Conditional checkpoint abort: an alternative semantic for re-synchronization in CCL

  • Authors:
  • Francesco Quaglia;Andrea Santoro;Bruno Ciciani

  • Affiliations:
  • Università di Roma "La Sapienza", Roma, Itály;Università di Roma "La Sapienza", Roma, Itály;Università di Roma "La Sapienza", Roma, Itály

  • Venue:
  • Proceedings of the sixteenth workshop on Parallel and distributed simulation
  • Year:
  • 2002

Quantified Score

Hi-index 0.00

Visualization

Abstract

Recently, a Checkpointing and Communication Library (CCL) to support optimistic parallel simulation on myrinet based clusters has been presented. Beyond classical low latency message delivery functionalities, this library additionally offers CPU offloaded checkpointing functionalities based on data transfer capabilities provided by a programmable DMA engine on board of myrinet network cards. A re-synchronization functionality is also supported for both logical (i.e. data consistency) and practical (i.e. hardware contention) reasons, which is implemented according to the following semantic: at any re-synchronization point, the simulation application is momentarily frozen until the last activated DMA based checkpoint operation is completed. In case long freezing periods are experienced, the checkpointing functionalities offered by CCL might not be fully effective in reducing the real checkpointing overhead at the simulation application level. To tackle this drawback, we present an alternative semantic for re-synchronization, namely conditional checkpoint abort, leading to application freezing only in case at least a threshold fraction of the state vector currently being checkpointed has already been transferred into the checkpoint buffer.
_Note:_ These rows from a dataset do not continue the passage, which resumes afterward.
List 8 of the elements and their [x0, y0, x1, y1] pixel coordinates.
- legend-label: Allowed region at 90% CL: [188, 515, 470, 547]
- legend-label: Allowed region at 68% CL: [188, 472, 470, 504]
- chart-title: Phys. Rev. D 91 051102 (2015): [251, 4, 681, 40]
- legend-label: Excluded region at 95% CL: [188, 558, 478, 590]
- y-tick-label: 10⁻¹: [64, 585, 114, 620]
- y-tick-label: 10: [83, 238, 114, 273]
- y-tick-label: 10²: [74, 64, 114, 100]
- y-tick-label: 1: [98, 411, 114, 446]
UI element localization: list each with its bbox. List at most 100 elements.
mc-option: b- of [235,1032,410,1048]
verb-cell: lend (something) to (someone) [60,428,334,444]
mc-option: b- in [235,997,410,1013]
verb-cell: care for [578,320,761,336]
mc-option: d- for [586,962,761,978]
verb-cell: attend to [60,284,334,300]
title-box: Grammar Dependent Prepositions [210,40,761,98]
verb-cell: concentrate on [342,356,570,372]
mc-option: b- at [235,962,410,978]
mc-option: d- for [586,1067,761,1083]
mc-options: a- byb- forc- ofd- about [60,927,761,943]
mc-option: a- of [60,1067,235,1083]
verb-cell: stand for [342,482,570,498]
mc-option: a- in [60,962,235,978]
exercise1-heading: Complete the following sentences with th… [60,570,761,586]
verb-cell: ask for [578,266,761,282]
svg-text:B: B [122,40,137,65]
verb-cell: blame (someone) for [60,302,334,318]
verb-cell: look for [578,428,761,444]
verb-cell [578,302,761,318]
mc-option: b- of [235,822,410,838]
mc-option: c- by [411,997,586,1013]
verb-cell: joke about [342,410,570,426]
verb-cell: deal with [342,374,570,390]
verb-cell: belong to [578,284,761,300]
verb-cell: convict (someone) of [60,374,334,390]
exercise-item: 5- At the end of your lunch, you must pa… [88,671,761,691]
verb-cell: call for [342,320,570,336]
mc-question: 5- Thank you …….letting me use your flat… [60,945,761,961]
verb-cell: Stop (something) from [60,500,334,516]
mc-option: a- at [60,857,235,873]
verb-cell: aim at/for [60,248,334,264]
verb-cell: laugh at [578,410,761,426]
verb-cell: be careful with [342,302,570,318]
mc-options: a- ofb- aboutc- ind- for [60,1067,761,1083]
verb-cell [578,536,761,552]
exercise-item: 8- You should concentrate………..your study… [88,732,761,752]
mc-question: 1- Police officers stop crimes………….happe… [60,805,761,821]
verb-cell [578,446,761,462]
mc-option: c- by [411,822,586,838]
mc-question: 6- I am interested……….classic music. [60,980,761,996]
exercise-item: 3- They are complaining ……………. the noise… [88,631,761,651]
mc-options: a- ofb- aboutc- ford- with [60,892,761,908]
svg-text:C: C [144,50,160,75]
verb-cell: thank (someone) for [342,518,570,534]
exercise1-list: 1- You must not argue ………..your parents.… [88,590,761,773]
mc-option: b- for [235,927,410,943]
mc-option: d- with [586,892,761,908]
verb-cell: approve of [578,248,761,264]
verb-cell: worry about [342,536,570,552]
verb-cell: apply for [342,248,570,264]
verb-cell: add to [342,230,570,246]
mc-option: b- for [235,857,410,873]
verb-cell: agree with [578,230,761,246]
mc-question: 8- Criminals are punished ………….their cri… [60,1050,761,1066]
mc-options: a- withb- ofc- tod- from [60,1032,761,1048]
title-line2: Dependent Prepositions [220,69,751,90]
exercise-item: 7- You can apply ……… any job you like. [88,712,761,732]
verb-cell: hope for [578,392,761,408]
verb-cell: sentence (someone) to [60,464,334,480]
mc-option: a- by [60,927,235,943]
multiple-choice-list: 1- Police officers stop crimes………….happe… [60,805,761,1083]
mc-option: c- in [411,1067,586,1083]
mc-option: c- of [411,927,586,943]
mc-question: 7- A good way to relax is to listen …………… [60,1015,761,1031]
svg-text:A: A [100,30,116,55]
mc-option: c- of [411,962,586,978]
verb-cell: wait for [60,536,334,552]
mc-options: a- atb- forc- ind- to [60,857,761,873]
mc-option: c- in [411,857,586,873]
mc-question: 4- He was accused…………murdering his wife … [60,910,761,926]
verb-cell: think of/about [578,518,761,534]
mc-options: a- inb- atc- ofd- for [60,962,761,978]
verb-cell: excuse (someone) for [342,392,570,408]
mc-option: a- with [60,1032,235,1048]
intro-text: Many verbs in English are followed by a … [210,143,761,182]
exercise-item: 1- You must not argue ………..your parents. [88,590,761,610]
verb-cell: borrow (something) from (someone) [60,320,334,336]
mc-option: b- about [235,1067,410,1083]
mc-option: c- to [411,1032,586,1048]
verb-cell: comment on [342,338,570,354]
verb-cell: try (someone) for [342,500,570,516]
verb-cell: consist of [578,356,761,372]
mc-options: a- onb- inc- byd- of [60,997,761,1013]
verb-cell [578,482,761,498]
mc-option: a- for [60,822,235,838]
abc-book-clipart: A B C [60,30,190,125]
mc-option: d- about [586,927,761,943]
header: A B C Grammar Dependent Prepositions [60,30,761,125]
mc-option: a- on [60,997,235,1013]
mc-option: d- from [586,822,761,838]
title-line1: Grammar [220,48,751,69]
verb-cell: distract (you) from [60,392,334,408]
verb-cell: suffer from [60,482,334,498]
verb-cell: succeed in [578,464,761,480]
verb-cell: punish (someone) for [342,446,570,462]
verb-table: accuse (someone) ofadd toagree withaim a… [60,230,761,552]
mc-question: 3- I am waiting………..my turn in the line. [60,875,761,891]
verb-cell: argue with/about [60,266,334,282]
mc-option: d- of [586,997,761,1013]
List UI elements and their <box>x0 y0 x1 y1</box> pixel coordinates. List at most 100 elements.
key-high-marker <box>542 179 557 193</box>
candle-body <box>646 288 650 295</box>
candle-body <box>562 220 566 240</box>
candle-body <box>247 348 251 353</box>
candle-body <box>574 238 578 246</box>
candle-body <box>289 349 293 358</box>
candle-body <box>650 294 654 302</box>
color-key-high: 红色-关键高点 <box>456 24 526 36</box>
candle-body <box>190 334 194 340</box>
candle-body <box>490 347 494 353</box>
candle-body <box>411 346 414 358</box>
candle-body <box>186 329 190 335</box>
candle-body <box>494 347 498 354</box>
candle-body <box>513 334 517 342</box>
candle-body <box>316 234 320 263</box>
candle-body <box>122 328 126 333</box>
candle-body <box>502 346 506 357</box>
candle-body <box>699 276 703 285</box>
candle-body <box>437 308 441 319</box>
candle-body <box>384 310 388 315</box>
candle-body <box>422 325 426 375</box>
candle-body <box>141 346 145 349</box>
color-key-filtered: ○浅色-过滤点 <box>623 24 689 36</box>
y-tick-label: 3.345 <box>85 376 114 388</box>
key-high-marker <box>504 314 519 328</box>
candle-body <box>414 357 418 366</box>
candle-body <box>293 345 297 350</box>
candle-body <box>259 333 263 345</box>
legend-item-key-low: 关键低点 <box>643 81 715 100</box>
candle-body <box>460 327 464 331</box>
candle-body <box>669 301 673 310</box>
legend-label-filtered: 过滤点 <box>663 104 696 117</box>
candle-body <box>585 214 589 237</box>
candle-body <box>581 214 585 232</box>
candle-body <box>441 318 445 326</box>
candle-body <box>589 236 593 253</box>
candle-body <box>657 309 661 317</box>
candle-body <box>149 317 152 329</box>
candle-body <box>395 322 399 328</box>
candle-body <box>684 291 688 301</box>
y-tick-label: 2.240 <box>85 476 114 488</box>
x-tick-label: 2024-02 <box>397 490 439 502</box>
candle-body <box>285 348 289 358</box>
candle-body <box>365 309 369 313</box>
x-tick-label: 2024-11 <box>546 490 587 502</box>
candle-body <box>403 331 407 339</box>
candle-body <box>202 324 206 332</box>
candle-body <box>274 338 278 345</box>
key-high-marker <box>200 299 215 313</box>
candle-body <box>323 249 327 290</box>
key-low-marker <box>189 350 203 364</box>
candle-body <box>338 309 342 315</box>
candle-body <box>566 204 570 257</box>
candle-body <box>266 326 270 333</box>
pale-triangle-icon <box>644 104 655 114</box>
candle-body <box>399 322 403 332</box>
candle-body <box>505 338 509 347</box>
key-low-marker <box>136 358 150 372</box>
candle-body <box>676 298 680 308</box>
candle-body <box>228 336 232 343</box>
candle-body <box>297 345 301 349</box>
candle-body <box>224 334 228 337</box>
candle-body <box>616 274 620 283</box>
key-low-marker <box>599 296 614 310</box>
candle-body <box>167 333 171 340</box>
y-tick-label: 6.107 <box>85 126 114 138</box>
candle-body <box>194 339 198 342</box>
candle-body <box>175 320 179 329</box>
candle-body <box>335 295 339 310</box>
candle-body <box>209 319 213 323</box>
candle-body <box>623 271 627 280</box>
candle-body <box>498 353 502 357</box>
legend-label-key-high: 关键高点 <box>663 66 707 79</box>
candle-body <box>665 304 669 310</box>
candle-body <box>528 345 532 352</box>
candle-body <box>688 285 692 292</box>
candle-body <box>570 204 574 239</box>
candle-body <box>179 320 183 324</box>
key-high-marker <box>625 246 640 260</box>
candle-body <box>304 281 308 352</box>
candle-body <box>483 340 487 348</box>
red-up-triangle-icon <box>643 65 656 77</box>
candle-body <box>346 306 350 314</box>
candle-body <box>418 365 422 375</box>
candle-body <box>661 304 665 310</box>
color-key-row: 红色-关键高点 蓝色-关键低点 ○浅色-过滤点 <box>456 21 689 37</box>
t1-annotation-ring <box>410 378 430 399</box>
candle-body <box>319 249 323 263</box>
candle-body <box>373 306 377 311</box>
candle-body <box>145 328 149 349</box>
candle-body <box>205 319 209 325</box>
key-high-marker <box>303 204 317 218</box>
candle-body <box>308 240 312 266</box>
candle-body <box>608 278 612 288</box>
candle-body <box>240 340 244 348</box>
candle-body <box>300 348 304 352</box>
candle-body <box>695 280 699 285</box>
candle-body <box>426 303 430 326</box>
In the opposite case, the checkpoint operation is aborted and the simulation application is immediately allowed to proceed, thus avoiding excessive checkpointing overhead (due to freezing) at the simulation application level. We also report the results of an evaluation, carried out using classical parameterized synthetic benchmarks, which show that the execution speed of the simulation application can be significantly increased by the alternative semantic we propose.